Only in one of four cases is the conditional P-->Q false.

Now in LemonJello's case the logic works like this:
(1) ~P --> ~(Q-->R)
(2) ~Q
(3) P

~Q, therefore Q-->R (if Q is false, then the conditional is trivially true, as in the table above).

So ~(Q-->P) is false.

But from (1) if ~(Q-->P) is false, then the conditional could only still be true if ~P is also false. So ~~P. hence P, God exists.

Clearly this is a failure of classical logic and we would basically want to reject triviality like ~Q, therefore Q-->R.

Originally posted by Conrau K
Is this paper available on Jstore? I am interested in how you could develop a logic to account for the invalidity of that argument. Do you just rule out embedded conditionals (which seems likely to be a harsh thing to do) or is there a non-classical logic she recommends? (I haven't done logic in years but am enthused hobbyist on the subject.)

Here is I guess what used to be a preprint of the paper:

https://www.msu.edu/~abbottb/indconds.pdf

In the paper, unfortunately, she does not purport to give any real resolution for how indicative conditionals ought to be treated (she tends to think we ought to stick to something like a material conditional approach, but even with modifications she still sees several lingering difficulties with that approach). But the paper tries to highlight some problems with various approaches, which I found interesting.

Originally posted by sonhouse
So he is not minding his P's and Q's? Would it have been a better argument if he had used A's and B's?

You are a wiser man than I thought.

http://en.wikipedia.org/wiki/Mind_your_Ps_and_Qs

Originally posted by RJHinds
You are a wiser man than I thought.

http://en.wikipedia.org/wiki/Mind_your_Ps_and_Qs

Interesting but not exactly relevant to the op.

It is important to understand for this exercise that a conditional P-->Q is true in either two ways: if P is false or Q is true. This may sound strange because we think of a conditional as being true only if Q follows as a logical consequence of P. But think of it this way, a conditional is only false if the antecedent, P, is true and the consequent is false. So a truth table is like this where 0=false, 1=true.

P Q P-->Q
1 1 1
1 0 0
0 1 1
0 0 1

Only in one of four cases is the conditional P-->Q false.

Now in LemonJello's case the logic works like this:
(1) ~P --> ~(Q-->R)
(2) ~Q
(3) P

I seem to get the second part, but which one of the four cases is the conditional false?

Originally posted by sonhouse
It is important to understand for this exercise that a conditional P-->Q is true in either two ways: if P is false or Q is true.
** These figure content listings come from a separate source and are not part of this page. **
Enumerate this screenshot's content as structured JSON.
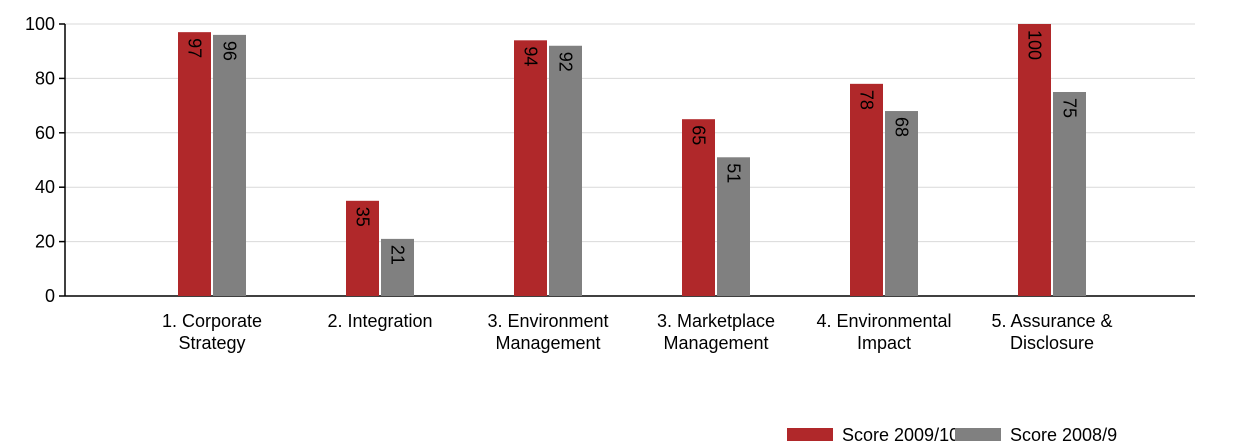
{
  "chart_data": {
    "type": "bar",
    "categories": [
      "1. Corporate Strategy",
      "2. Integration",
      "3. Environment Management",
      "3. Marketplace Management",
      "4. Environmental Impact",
      "5. Assurance & Disclosure"
    ],
    "series": [
      {
        "name": "Score 2009/10",
        "color": "#b0282a",
        "values": [
          97,
          35,
          94,
          65,
          78,
          100
        ]
      },
      {
        "name": "Score 2008/9",
        "color": "#808080",
        "values": [
          96,
          21,
          92,
          51,
          68,
          75
        ]
      }
    ],
    "ylim": [
      0,
      100
    ],
    "yticks": [
      0,
      20,
      40,
      60,
      80,
      100
    ],
    "grid": true,
    "legend": "bottom-right"
  }
}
This may sound strange because we think of a conditional as being true only if Q follows as a logical consequence of P. But think of it this way, a conditional is only false if the antecedent, P, is true and the consequent is fals P

I seem to get the second part, but which one of the four cases is the conditional false?

As Conrau mentioned, the material conditional P-->Q is false only in the case where the antecedent P is true (=1) and the consequent Q is false (=0):

P Q P-->Q
1 1 1
1 0 0 <--------This case is the only one where (P-->Q) is false (=0).
0 1 1
0 0 1

The reason why I think the "proof" in the OP is interesting is because it is logically valid under a (commonly assumed) logic in which we treat the conditionals therein as having the truth functionality of the material conditional outlined above. But this result seems unsatisfactory. So, I think it shows we need a modified or different treatment of such conditionals. The paper to which I provided a link has some discussion on this.